For quick experiments without a transcript, set `"x_vector_only_mode": true` and omit `ref_text` (quality may drop).

### Save a voice profile (reuse clone prompt)
```bash
curl -X POST http://localhost:8000/api/voice_profiles \
  -H "Content-Type: application/json" \
  -d '{
    "name": "my_radio_host",
    "model_id": "Qwen/Qwen3-TTS-12Hz-1.7B-Base",
    "ref_audio": "https://qianwen-res.oss-cn-beijing.aliyuncs.com/Qwen3-TTS-Repo/clone.wav",
    "ref_text": "Okay. Yeah. I resent you. I love you. I respect you. But you know what? You blew it! And thanks to you."
  }'
```

Then synthesize with that cached prompt:
```bash
curl -X POST http://localhost:8000/api/tts \
  -H "Content-Type: application/json" \
  -o clone_with_profile.wav \
  -d '{
    "mode": "voice_clone",
    "voice_profile": "my_radio_host",
    "text": "We can keep reusing this voice without re-uploading audio.",
    "language": "English"
  }'
```

### Voice Design → Clone Reuse

1) Use the Voice Design model to synthesize a short clip with the desired persona.  
2) Feed that clip and its text back as `ref_audio`/`ref_text` with `mode: "voice_clone"` using the Base model.  
This keeps a consistent designed voice for longer scripts.

## Frontend

The UI exposes the same options: pick mode, enter model id/path, language, speaker (custom voice), style (voice design), or ref audio/transcript (voice clone).
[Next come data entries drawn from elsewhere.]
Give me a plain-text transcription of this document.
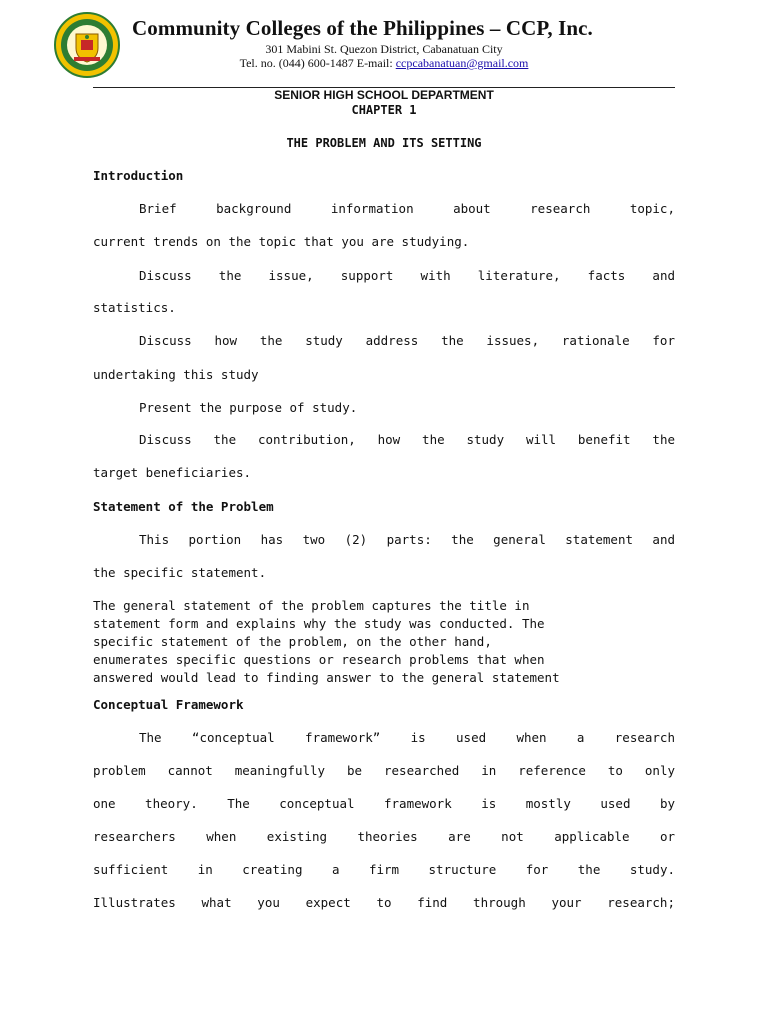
Community Colleges of the Philippines – CCP, Inc.
301 Mabini St. Quezon District, Cabanatuan City
Tel. no. (044) 600-1487 E-mail: ccpcabanatuan@gmail.com
SENIOR HIGH SCHOOL DEPARTMENT
CHAPTER 1
THE PROBLEM AND ITS SETTING
Introduction
Brief background information about research topic,
current trends on the topic that you are studying.
Discuss the issue, support with literature, facts and
statistics.
Discuss how the study address the issues, rationale for
undertaking this study
Present the purpose of study.
Discuss the contribution, how the study will benefit the
target beneficiaries.
Statement of the Problem
This portion has two (2) parts: the general statement and
the specific statement.
The general statement of the problem captures the title in
statement form and explains why the study was conducted. The
specific statement of the problem, on the other hand,
enumerates specific questions or research problems that when
answered would lead to finding answer to the general statement
Conceptual Framework
The “conceptual framework” is used when a research
problem cannot meaningfully be researched in reference to only
one theory. The conceptual framework is mostly used by
researchers when existing theories are not applicable or
sufficient in creating a firm structure for the study.
Illustrates what you expect to find through your research;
It streams back a WAV, plays inline, and offers a download link.

## Notes

- GPU + bfloat16/float16 greatly reduces latency and memory; CPU runs will be slow.
- Reference audio can be a public URL, local path, or base64 data URI. Keep it clean and ~3–10s for best cloning.
- The page pulls a Google Font; remove the `<link>` in `frontend/index.html` if you need offline-only assets.